No. 15 Wisconsin takes care of Illinois

The first time Wisconsin and Illinois met this season, the Illini couldn’t miss on the way to winning their fifth straight.

Badger forward Jon Leuer missed that game with a broken wrist and Jordan Taylor struggled with eight points.

Sunday was a different story.

Leuer and Taylor had 20 points apiece as the No. 15 Badgers won 72-57, dealing the Fighting Illini’s NCAA tournament hopes a significant blow.

"Jordan Taylor, what are you going to say?" Wisconsin coach Bo Ryan said. "His heart’s twice as big as he is."

"Leuer’s obviously a great player," Illinois forward Bill Cole added. "He hurt us a little bit in the first half, parts of the second half. He’s a big difference in their team."
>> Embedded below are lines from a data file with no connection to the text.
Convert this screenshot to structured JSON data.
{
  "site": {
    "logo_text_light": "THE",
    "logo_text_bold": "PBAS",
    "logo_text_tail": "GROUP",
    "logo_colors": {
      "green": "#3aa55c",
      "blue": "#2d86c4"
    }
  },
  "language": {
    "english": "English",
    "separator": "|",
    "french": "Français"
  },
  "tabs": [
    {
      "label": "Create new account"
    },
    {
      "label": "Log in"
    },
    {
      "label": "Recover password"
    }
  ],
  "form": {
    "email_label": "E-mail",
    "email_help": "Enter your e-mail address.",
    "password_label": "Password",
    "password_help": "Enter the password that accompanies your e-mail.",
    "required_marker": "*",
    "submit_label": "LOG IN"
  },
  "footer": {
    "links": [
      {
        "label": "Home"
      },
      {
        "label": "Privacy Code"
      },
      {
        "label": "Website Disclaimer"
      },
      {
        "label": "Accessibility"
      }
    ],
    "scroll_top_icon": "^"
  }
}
Wisconsin’s win gave the Badgers (23-7, 13-5 Big Ten) the No. 4 seed in the conference tournament, meaning they’ll face the Illini again on Friday in Indianapolis.
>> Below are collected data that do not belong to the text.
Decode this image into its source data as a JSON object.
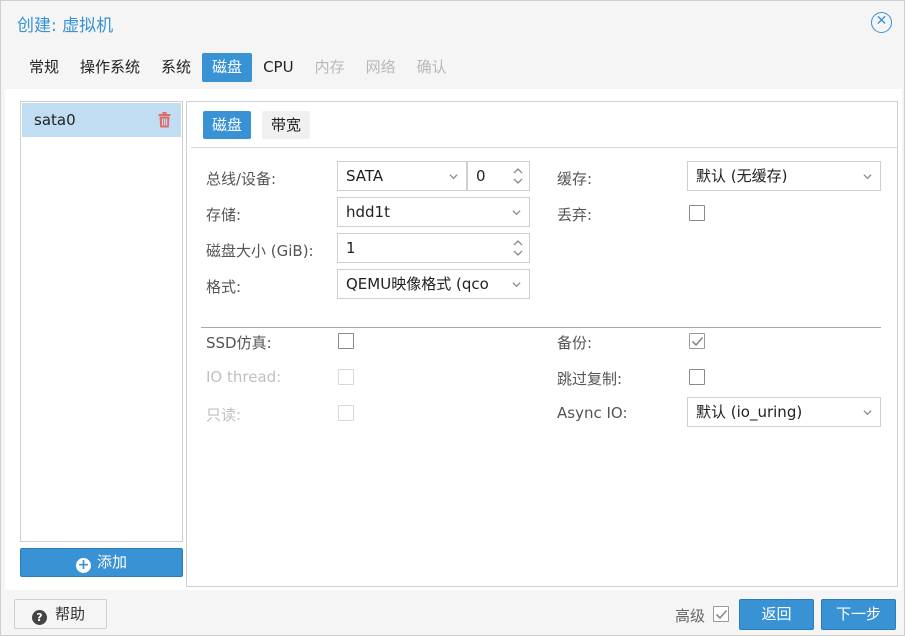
{
  "window": {
    "title": "创建: 虚拟机"
  },
  "tabs": [
    "常规",
    "操作系统",
    "系统",
    "磁盘",
    "CPU",
    "内存",
    "网络",
    "确认"
  ],
  "disk_list": {
    "items": [
      "sata0"
    ],
    "add_label": "添加"
  },
  "subtabs": [
    "磁盘",
    "带宽"
  ],
  "form": {
    "bus_label": "总线/设备:",
    "bus_value": "SATA",
    "device_value": "0",
    "storage_label": "存储:",
    "storage_value": "hdd1t",
    "size_label": "磁盘大小 (GiB):",
    "size_value": "1",
    "format_label": "格式:",
    "format_value": "QEMU映像格式 (qco",
    "cache_label": "缓存:",
    "cache_value": "默认 (无缓存)",
    "discard_label": "丢弃:",
    "discard_checked": false,
    "ssd_label": "SSD仿真:",
    "ssd_checked": false,
    "iothread_label": "IO thread:",
    "iothread_checked": false,
    "readonly_label": "只读:",
    "readonly_checked": false,
    "backup_label": "备份:",
    "backup_checked": true,
    "skip_replication_label": "跳过复制:",
    "skip_replication_checked": false,
    "async_io_label": "Async IO:",
    "async_io_value": "默认 (io_uring)"
  },
  "footer": {
    "help_label": "帮助",
    "advanced_label": "高级",
    "advanced_checked": true,
    "back_label": "返回",
    "next_label": "下一步"
  },
  "colors": {
    "accent": "#3892d4",
    "selected_row": "#c1ddf1",
    "trash": "#e06c6c"
  }
}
While the Badgers are a lock for the NCAA tournament, the Illini (18-13, 10-8) are probably in must-win mode. They have lost five of six and could miss the NCAAs for the second time in three seasons.
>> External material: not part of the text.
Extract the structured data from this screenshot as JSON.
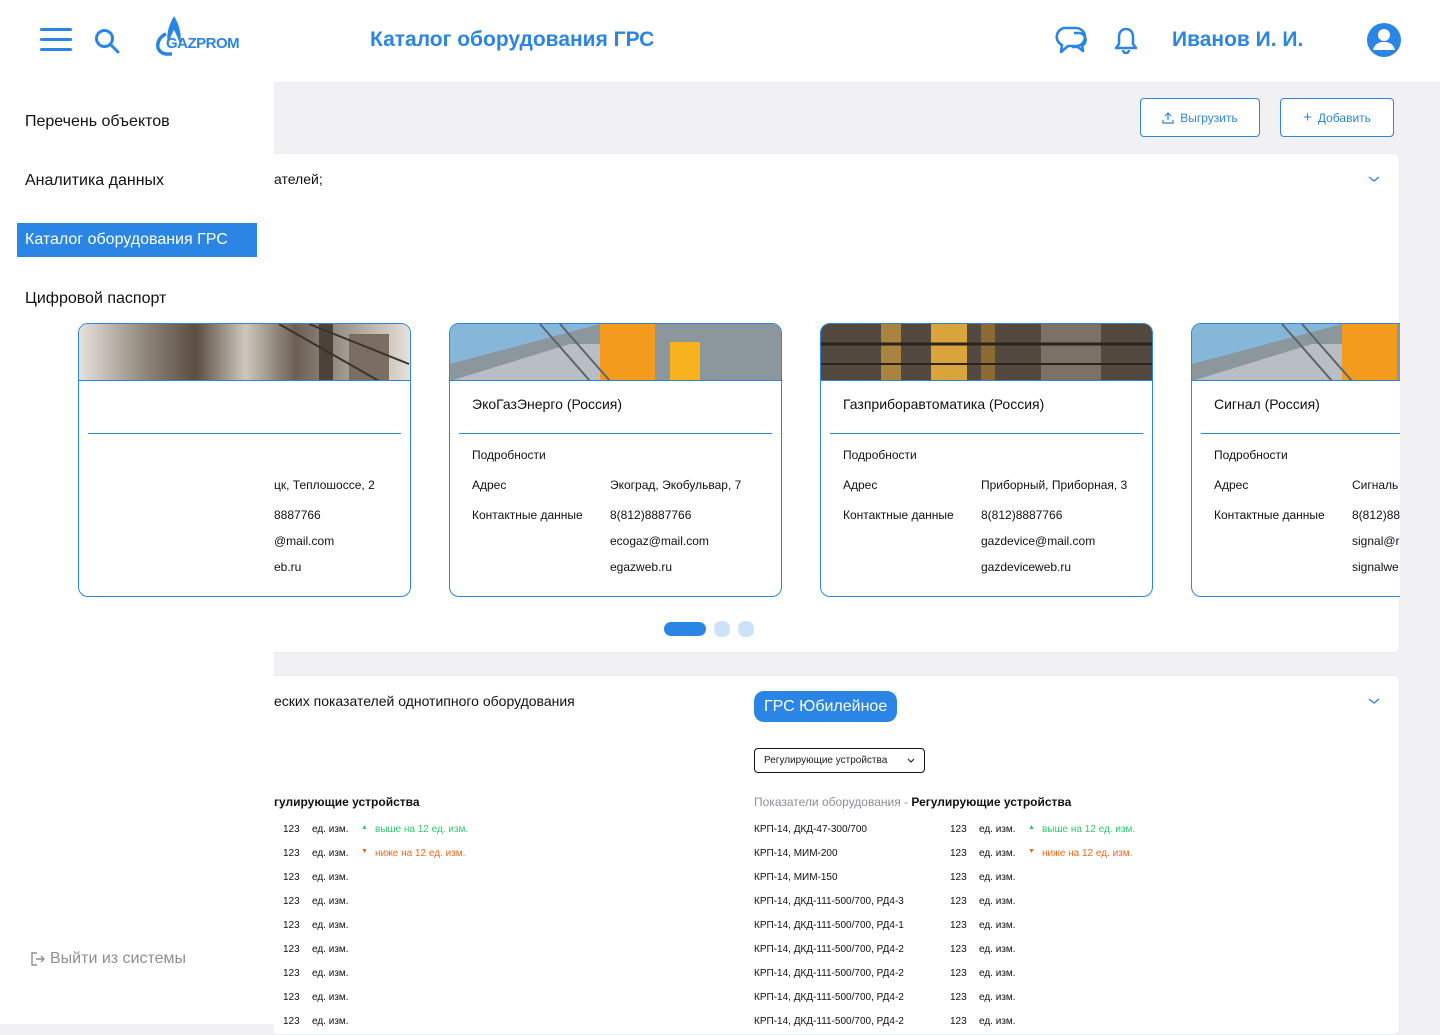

Wisconsin led by as many as 16 midway through the second half, but the Illini, according to coach Bruce Weber, wasted a chance to climb back in the game.

Leuer and Trevon Hughes — who finished with 14 points and a game-high 11 rebounds — both headed to the bench within about three minutes of each other midway through the half after picking up their fourth fouls. That gave the Illini, trailing 54-38, their best shot.

In the 2½ minutes they sat, Illinois cut a 14-point gap to nine, with Cole hitting two free throws to close within 54-43. A couple minutes later, Cole hit a 3-pointer that made it 55-48.

Before the crowd had a chance to settle back into their seats, Mike Davis stole the ball from Leuer, setting up a break that ended with a foul on Mike Tisdale, sending the 7-1 center to the line for a pair of free throws that cut the lead to 55-50.

Weber brought his team to the bench and reminded them the win was there for the taking.

"I said, ‘You’re going to have one opportunity to grab the game. You’ve got to play smart on both ends of the court,’" Weber said. "And we have three straight possessions on the other end — two air balls and a turnover on the offensive end.

"Sooner or later against a good team, they’re going to grab the game. And that’s what happened."

Keaton Nankivil put back a free throw miss by Hughes with 5:27 to play to stretch the Badger lead back to 57-50, and over the next three possessions, the Badgers held Illinois to only a pair of free throws while extending the lead to 60-52.

The Badgers held the Illini to seven points over the last seven minutes. Illinois was 2-9 from the floor over that stretch and 16 of 45 (35.6 percent) for the game.

Wisconsin hit 41.9 percent of its shots (26 of 62).

Ryan gave credit to his bench, which let Illinois close the gap but kept the Badgers in the lead while Leuer and Hughes were out of the game.

"They did a pretty good job of making sure that it didn’t get to the point where they caught us or got ahead of us," he said. "They stepped up big."

Tisdale led Illinois with 16 points and Cole had 14.

Midway through the first half, Illinois looked like it might give the Badgers a run. The Illini temporarily fixed an early rebounding drought — one that allowed the Badgers to take almost twice as many shots as the Illini in the game’s first 10 minutes — and took their first lead at 15-14 with 8:18 to play in the first half on a jump shot by Tisdale.

The teams traded leads four times over the next five minutes before the Badgers pulled away again, thanks in part to their rebounding. Wisconsin finished the game with a 40-30 edge on the boards and Illinois had only eight offensive rebounds.

When the Illini beat the Badgers 63-56 last month in Madison, Wisconsin shot 35.8 percent while Illinois was an efficient 53 percent from the floor.

Since then, the Illini have struggled with poor shooting and now Weber has to find a way to fix the problem if they want to stay with the Badgers in the Big Ten tournament.

"They’ve got one last chance to make the season a positive," Weber said. "But we’ve got to play smarter."